Last Monday, the Namibian government finally passed legislation to regulate Virtual Asset Service Providers operating in the country, reverting its initial choice to ban cryptocurrency exchanges in 2017.
After being adopted by Namibia’s National Assembly on July 6 and signed by President Hage Geingob on July 14, the VASP-regulating law was put into the Republic of Namibia’s Gazette on July 21.
The Namibia Virtual Assets Act 2023 intends to establish a regulatory authority to oversee crypto exchanges in the country. It is the country’s first law outlining how cryptocurrency-related activity should be regulated.
It will go into effect on a date set by the country’s Ministry of Finance. Among the primary goals of the law are to safeguard consumers, eliminate market exploitation, and reduce the risks of money laundering and terrorism financing.
Non-compliant providers could face fines of up to ten million Namibian dollars ($671,000) and ten years in prison, according to reports.

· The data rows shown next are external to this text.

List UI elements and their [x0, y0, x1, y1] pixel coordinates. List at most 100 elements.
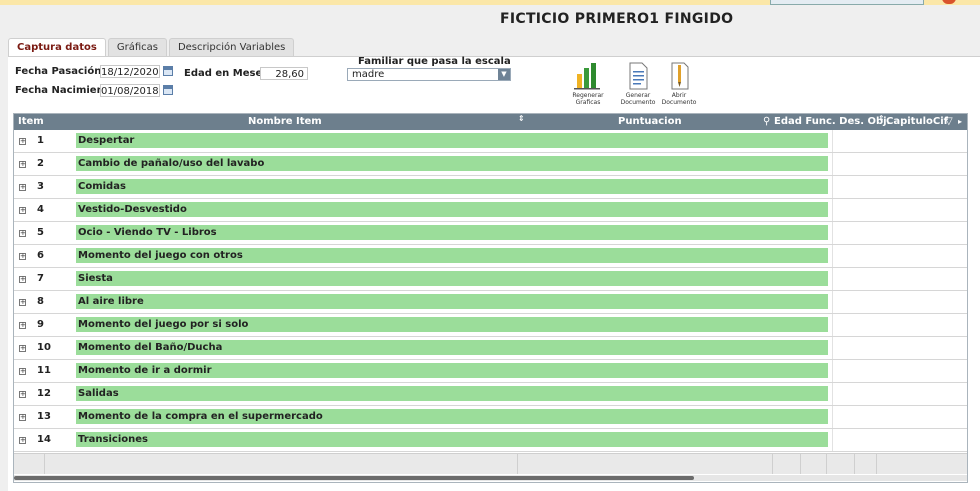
- row-item-number: 6: [37, 250, 44, 261]
- row-item-number: 10: [37, 342, 51, 353]
- expand-icon[interactable]: +: [19, 207, 26, 214]
- calendar-icon[interactable]: [163, 66, 173, 76]
- table-row[interactable]: +11 Momento de ir a dormir: [14, 360, 967, 383]
- row-item-name: Al aire libre: [76, 294, 828, 309]
- footer-divider: [826, 454, 827, 474]
- horizontal-scrollbar[interactable]: [14, 475, 967, 481]
- abrir-label-2: Documento: [661, 99, 697, 106]
- expand-icon[interactable]: +: [19, 184, 26, 191]
- row-item-name: Momento del juego por si solo: [76, 317, 828, 332]
- row-item-number: 3: [37, 181, 44, 192]
- table-row[interactable]: +12 Salidas: [14, 383, 967, 406]
- row-item-name: Ocio - Viendo TV - Libros: [76, 225, 828, 240]
- calendar-icon[interactable]: [163, 85, 173, 95]
- table-row[interactable]: +9 Momento del juego por si solo: [14, 314, 967, 337]
- footer-divider: [517, 454, 518, 474]
- expand-icon[interactable]: +: [19, 253, 26, 260]
- row-item-name: Transiciones: [76, 432, 828, 447]
- table-row[interactable]: +10 Momento del Baño/Ducha: [14, 337, 967, 360]
- tab-descripcion-variables[interactable]: Descripción Variables: [168, 38, 295, 56]
- column-divider: [832, 406, 833, 428]
- expand-icon[interactable]: +: [19, 230, 26, 237]
- table-row[interactable]: +4 Vestido-Desvestido: [14, 199, 967, 222]
- document-icon: [629, 62, 648, 90]
- expand-icon[interactable]: +: [19, 368, 26, 375]
- tab-captura-datos[interactable]: Captura datos: [8, 38, 106, 57]
- row-item-number: 11: [37, 365, 51, 376]
- column-header-capitulo[interactable]: CapituloCif: [886, 116, 948, 127]
- table-row[interactable]: +1 Despertar: [14, 130, 967, 153]
- grid-footer: [14, 453, 967, 474]
- expand-icon[interactable]: +: [19, 414, 26, 421]
- column-divider: [832, 199, 833, 221]
- column-divider: [832, 268, 833, 290]
- tab-bar: Captura datos Gráficas Descripción Varia…: [8, 38, 296, 57]
- row-item-name: Vestido-Desvestido: [76, 202, 828, 217]
- abrir-documento-button[interactable]: Abrir Documento: [656, 62, 702, 106]
- row-item-name: Momento del Baño/Ducha: [76, 340, 828, 355]
- familiar-select-value: madre: [352, 69, 385, 80]
- top-toolbar-box[interactable]: [770, 0, 924, 5]
- column-divider: [832, 153, 833, 175]
- generar-label-1: Generar: [625, 92, 651, 99]
- column-header-puntuacion[interactable]: Puntuacion: [618, 116, 682, 127]
- column-divider: [832, 337, 833, 359]
- table-row[interactable]: +3 Comidas: [14, 176, 967, 199]
- column-divider: [832, 245, 833, 267]
- sort-icon[interactable]: ⇕: [518, 114, 525, 123]
- row-item-number: 14: [37, 434, 51, 445]
- row-item-number: 12: [37, 388, 51, 399]
- row-item-name: Despertar: [76, 133, 828, 148]
- column-header-nombre[interactable]: Nombre Item: [248, 116, 322, 127]
- column-divider: [832, 360, 833, 382]
- familiar-select[interactable]: madre ▼: [347, 68, 511, 81]
- footer-divider: [44, 454, 45, 474]
- column-divider: [832, 429, 833, 451]
- table-row[interactable]: +2 Cambio de pañalo/uso del lavabo: [14, 153, 967, 176]
- expand-icon[interactable]: +: [19, 138, 26, 145]
- fecha-pasacion-field[interactable]: 18/12/2020: [100, 65, 160, 78]
- regenerar-label-1: Regenerar: [572, 92, 604, 99]
- tab-graficas[interactable]: Gráficas: [107, 38, 167, 56]
- table-row[interactable]: +14 Transiciones: [14, 429, 967, 452]
- expand-icon[interactable]: +: [19, 299, 26, 306]
- regenerar-graficas-button[interactable]: Regenerar Graficas: [565, 62, 611, 106]
- generar-documento-button[interactable]: Generar Documento: [615, 62, 661, 106]
- patient-name: FICTICIO PRIMERO1 FINGIDO: [500, 11, 734, 27]
- row-item-number: 7: [37, 273, 44, 284]
- sort-icon[interactable]: ⇕: [878, 114, 885, 123]
- generar-label-2: Documento: [620, 99, 656, 106]
- expand-icon[interactable]: +: [19, 161, 26, 168]
- expand-icon[interactable]: +: [19, 322, 26, 329]
- expand-icon[interactable]: +: [19, 437, 26, 444]
- table-row[interactable]: +6 Momento del juego con otros: [14, 245, 967, 268]
- expand-icon[interactable]: +: [19, 391, 26, 398]
- row-item-number: 4: [37, 204, 44, 215]
- grid-rows: +1 Despertar +2 Cambio de pañalo/uso del l…: [14, 130, 967, 452]
- bar-chart-icon: [574, 63, 600, 90]
- filter-icon[interactable]: ▽: [945, 116, 953, 127]
- table-row[interactable]: +13 Momento de la compra en el supermerca…: [14, 406, 967, 429]
- fecha-nacimiento-field[interactable]: 01/08/2018: [100, 84, 160, 97]
- footer-divider: [772, 454, 773, 474]
- search-icon[interactable]: ⚲: [763, 116, 770, 127]
- column-header-item[interactable]: Item: [18, 116, 44, 127]
- open-document-icon: [671, 62, 689, 90]
- edad-meses-field[interactable]: 28,60: [260, 67, 308, 80]
- table-row[interactable]: +8 Al aire libre: [14, 291, 967, 314]
- column-divider: [832, 291, 833, 313]
- column-header-edad[interactable]: Edad Func. Des. Obj.: [774, 116, 890, 127]
- column-divider: [832, 222, 833, 244]
- expand-icon[interactable]: +: [19, 345, 26, 352]
- row-item-number: 5: [37, 227, 44, 238]
- chevron-right-icon[interactable]: ▸: [958, 117, 962, 126]
- table-row[interactable]: +5 Ocio - Viendo TV - Libros: [14, 222, 967, 245]
- edad-meses-label: Edad en Meses: [184, 68, 269, 79]
- row-item-name: Momento de ir a dormir: [76, 363, 828, 378]
- expand-icon[interactable]: +: [19, 276, 26, 283]
- column-divider: [832, 176, 833, 198]
- chevron-down-icon[interactable]: ▼: [498, 69, 510, 80]
- table-row[interactable]: +7 Siesta: [14, 268, 967, 291]
- footer-divider: [876, 454, 877, 474]
- scrollbar-thumb[interactable]: [14, 476, 694, 480]
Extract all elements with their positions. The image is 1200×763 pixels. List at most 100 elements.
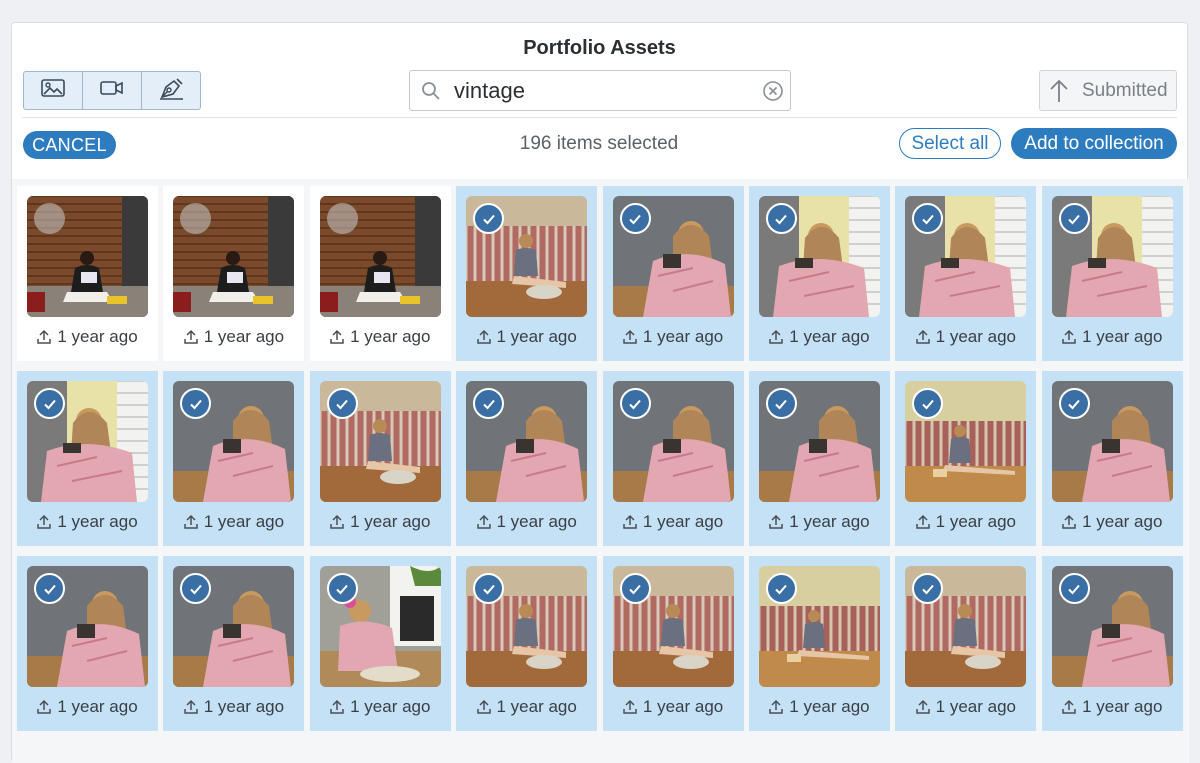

The Bank of Namibia, the country’s central bank, argues that cryptocurrencies will not be legal tender in the country.
The country’s legal reversal began in May 2018, when the Bank of Namibia reversed its previous judgment to prohibit cryptocurrency exchanges.
South Africa’s financial authority said earlier this month that all cryptocurrency exchanges in the nation will need to receive licenses by the end of 2023 in order to keep operations.
Botswana, Kenya, Mauritius, and Seychelles are among the other African countries that have enacted cryptocurrency legislation.
In April 2022, the Central African Republic made Bitcoin BTC a $29,219 legal tender; however, the legislation was rescinded less than a year later.
According to the International Monetary Fund, Cameroon, Ethiopia, Lesotho, Liberia, the Republic of the Congo, Sierra Leone, Tanzania, and Zimbabwe have been identified as the African countries that have banned the use of cryptocurrencies.